Evaluating a Hybrid LLM Q-Learning/DQN Framework for Adaptive Obstacle Avoidance in Embedded Robotics

Abstract

This paper introduces a pioneering hybrid framework that integrates Q-learning/deep Q-network (DQN) with a locally deployed large language model (LLM) to enhance obstacle avoidance in embedded robotic systems. The STM32WB55RG microcontroller handles real-time decision-making using sensor data, while a Raspberry Pi 5 computer runs a quantized TinyLlama LLM to dynamically refine navigation strategies. The LLM addresses traditional Q-learning limitations, such as slow convergence and poor adaptability, by analyzing action histories and optimizing decision-making policies in complex, dynamic environments.
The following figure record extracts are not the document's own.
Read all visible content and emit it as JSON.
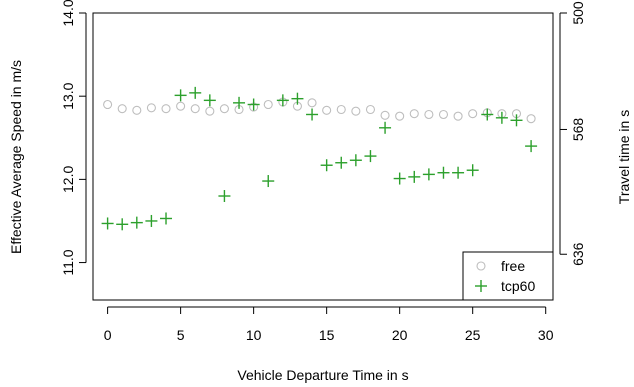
{
  "chart_data": {
    "type": "scatter",
    "title": "",
    "xlabel": "Vehicle Departure Time in s",
    "ylabel": "Effective Average Speed in m/s",
    "y2label": "Travel time in s",
    "xlim": [
      -1,
      30.5
    ],
    "ylim": [
      10.55,
      14.0
    ],
    "xticks": [
      0,
      5,
      10,
      15,
      20,
      25,
      30
    ],
    "yticks": [
      11.0,
      12.0,
      13.0,
      14.0
    ],
    "y2ticks": [
      {
        "label": "500",
        "at_speed": 14.0
      },
      {
        "label": "568",
        "at_speed": 12.6
      },
      {
        "label": "636",
        "at_speed": 11.1
      }
    ],
    "grid": false,
    "legend_position": "bottom-right",
    "series": [
      {
        "name": "free",
        "marker": "open-circle",
        "color": "#bebebe",
        "x": [
          0,
          1,
          2,
          3,
          4,
          5,
          6,
          7,
          8,
          9,
          10,
          11,
          12,
          13,
          14,
          15,
          16,
          17,
          18,
          19,
          20,
          21,
          22,
          23,
          24,
          25,
          26,
          27,
          28,
          29
        ],
        "y": [
          12.9,
          12.85,
          12.83,
          12.86,
          12.85,
          12.88,
          12.85,
          12.82,
          12.85,
          12.84,
          12.87,
          12.9,
          12.93,
          12.88,
          12.92,
          12.83,
          12.84,
          12.82,
          12.84,
          12.77,
          12.76,
          12.79,
          12.78,
          12.78,
          12.76,
          12.79,
          12.8,
          12.79,
          12.79,
          12.73
        ]
      },
      {
        "name": "tcp60",
        "marker": "plus",
        "color": "#2ca02c",
        "x": [
          0,
          1,
          2,
          3,
          4,
          5,
          6,
          7,
          8,
          9,
          10,
          11,
          12,
          13,
          14,
          15,
          16,
          17,
          18,
          19,
          20,
          21,
          22,
          23,
          24,
          25,
          26,
          27,
          28,
          29
        ],
        "y": [
          11.47,
          11.46,
          11.48,
          11.5,
          11.53,
          13.01,
          13.04,
          12.95,
          11.8,
          12.92,
          12.9,
          11.98,
          12.95,
          12.97,
          12.78,
          12.17,
          12.2,
          12.23,
          12.28,
          12.62,
          12.01,
          12.03,
          12.06,
          12.08,
          12.08,
          12.11,
          12.78,
          12.74,
          12.71,
          12.4
        ]
      }
    ]
  }
}
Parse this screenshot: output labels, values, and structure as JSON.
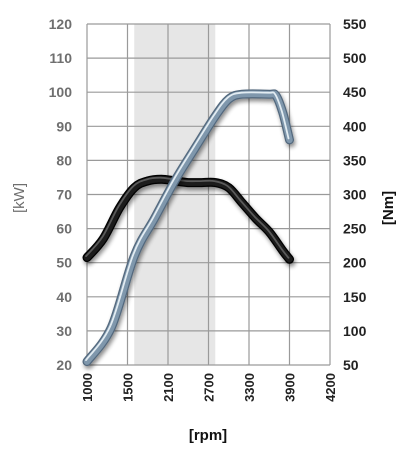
{
  "chart_data": {
    "type": "line",
    "xlabel": "[rpm]",
    "ylabel_left": "[kW]",
    "ylabel_right": "[Nm]",
    "x_ticks": [
      "1000",
      "1500",
      "2100",
      "2700",
      "3300",
      "3900",
      "4200"
    ],
    "y_left_ticks": [
      "20",
      "30",
      "40",
      "50",
      "60",
      "70",
      "80",
      "90",
      "100",
      "110",
      "120"
    ],
    "y_right_ticks": [
      "50",
      "100",
      "150",
      "200",
      "250",
      "300",
      "350",
      "400",
      "450",
      "500",
      "550"
    ],
    "y_left_range": [
      20,
      120
    ],
    "y_right_range": [
      50,
      550
    ],
    "grid": true,
    "shaded_band": {
      "from_rpm": 1600,
      "to_rpm": 2800
    },
    "series": [
      {
        "axis": "left",
        "color": "#1a1a1a",
        "points": [
          [
            1000,
            51.5
          ],
          [
            1200,
            57
          ],
          [
            1400,
            66
          ],
          [
            1600,
            72
          ],
          [
            1800,
            74
          ],
          [
            2000,
            74.5
          ],
          [
            2200,
            74
          ],
          [
            2400,
            73.5
          ],
          [
            2600,
            73.5
          ],
          [
            2800,
            73.5
          ],
          [
            3000,
            72
          ],
          [
            3200,
            67.5
          ],
          [
            3400,
            63
          ],
          [
            3600,
            59
          ],
          [
            3800,
            53.5
          ],
          [
            3900,
            51
          ]
        ]
      },
      {
        "axis": "right",
        "color": "#7f97ac",
        "points": [
          [
            1000,
            55
          ],
          [
            1300,
            105
          ],
          [
            1600,
            210
          ],
          [
            1900,
            265
          ],
          [
            2200,
            320
          ],
          [
            2500,
            368
          ],
          [
            2800,
            415
          ],
          [
            3000,
            440
          ],
          [
            3200,
            447
          ],
          [
            3600,
            447
          ],
          [
            3700,
            445
          ],
          [
            3800,
            420
          ],
          [
            3900,
            380
          ]
        ]
      }
    ]
  }
}
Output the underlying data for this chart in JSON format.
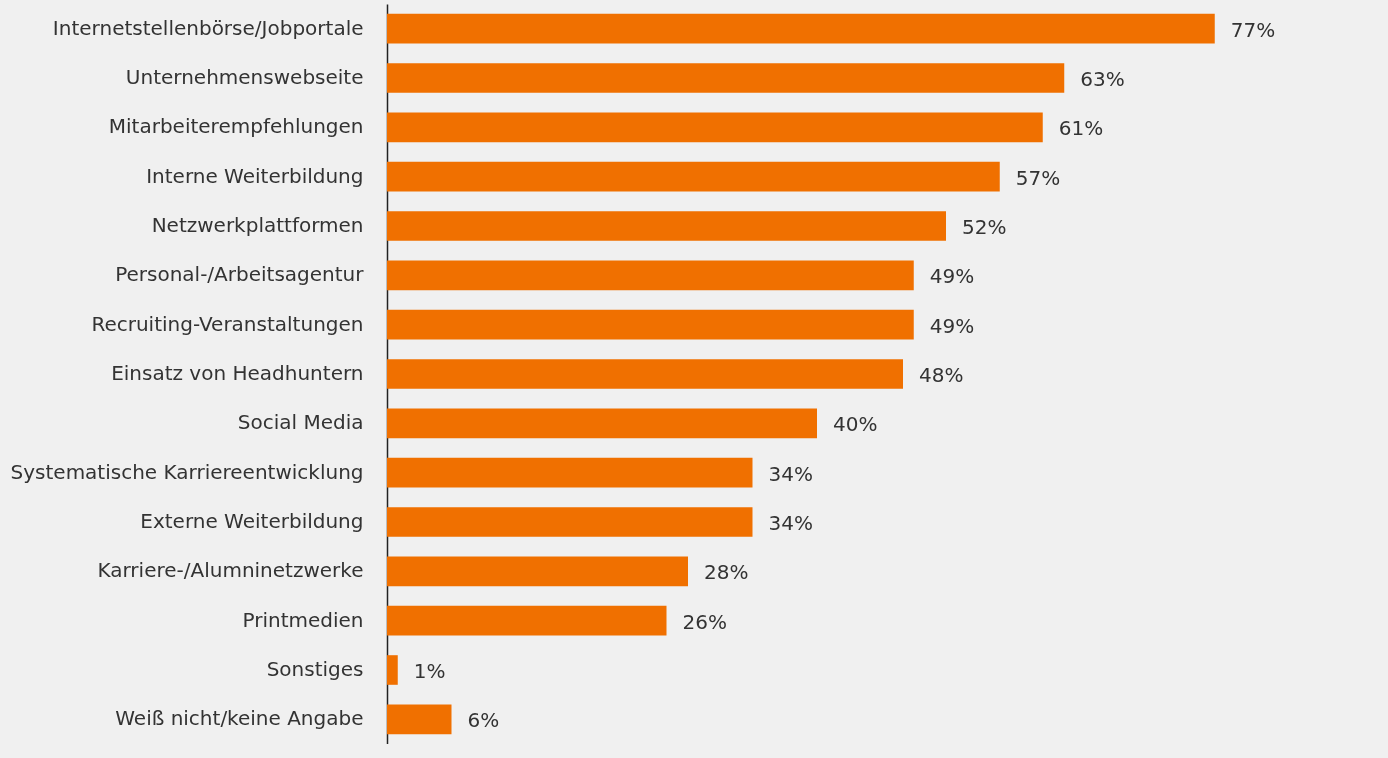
{
  "chart_data": {
    "type": "bar",
    "orientation": "horizontal",
    "color": "#f07000",
    "categories": [
      "Internetstellenbörse/Jobportale",
      "Unternehmenswebseite",
      "Mitarbeiterempfehlungen",
      "Interne Weiterbildung",
      "Netzwerkplattformen",
      "Personal-/Arbeitsagentur",
      "Recruiting-Veranstaltungen",
      "Einsatz von Headhuntern",
      "Social Media",
      "Systematische Karriereentwicklung",
      "Externe Weiterbildung",
      "Karriere-/Alumninetzwerke",
      "Printmedien",
      "Sonstiges",
      "Weiß nicht/keine Angabe"
    ],
    "values": [
      77,
      63,
      61,
      57,
      52,
      49,
      49,
      48,
      40,
      34,
      34,
      28,
      26,
      1,
      6
    ],
    "value_labels": [
      "77%",
      "63%",
      "61%",
      "57%",
      "52%",
      "49%",
      "49%",
      "48%",
      "40%",
      "34%",
      "34%",
      "28%",
      "26%",
      "1%",
      "6%"
    ],
    "grid": false
  }
}
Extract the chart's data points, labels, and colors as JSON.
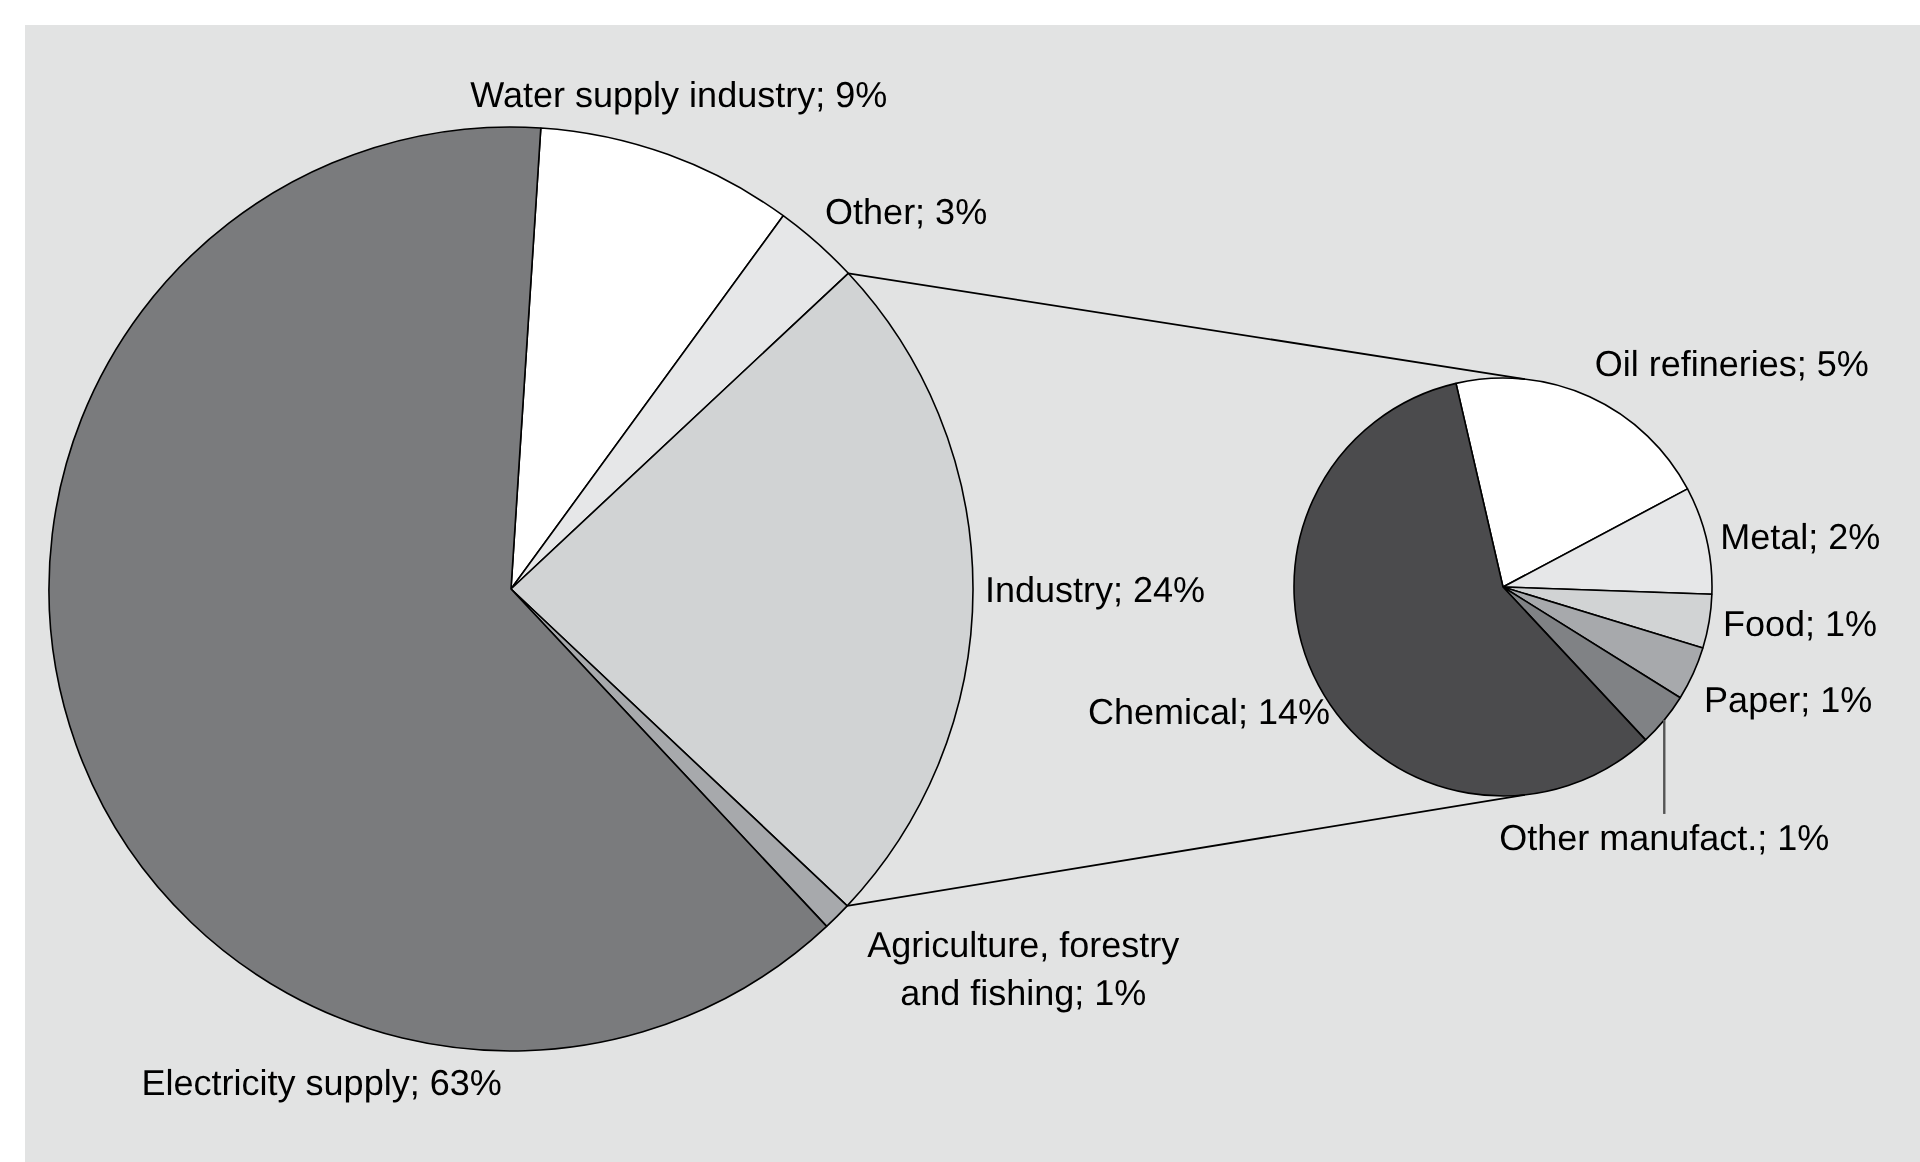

A selective triggering mechanism ensures efficient LLM intervention, minimizing computational overhead. Experimental results demonstrate significant improvements, including up to 41% higher deadlock recovery (81% vs. 40% for Q-learning + LLM), up to 34% faster time to goal (38 s vs. 58 s for Q-learning + LLM), and up to 14% lower collision rates (11% vs. 25% for Q-learning + LLM) compared to standalone Q-learning/DQN. This novel approach presents a solution for scalable, adaptive navigation in resource-constrained embedded robotics, with potential applications in logistics and healthcare.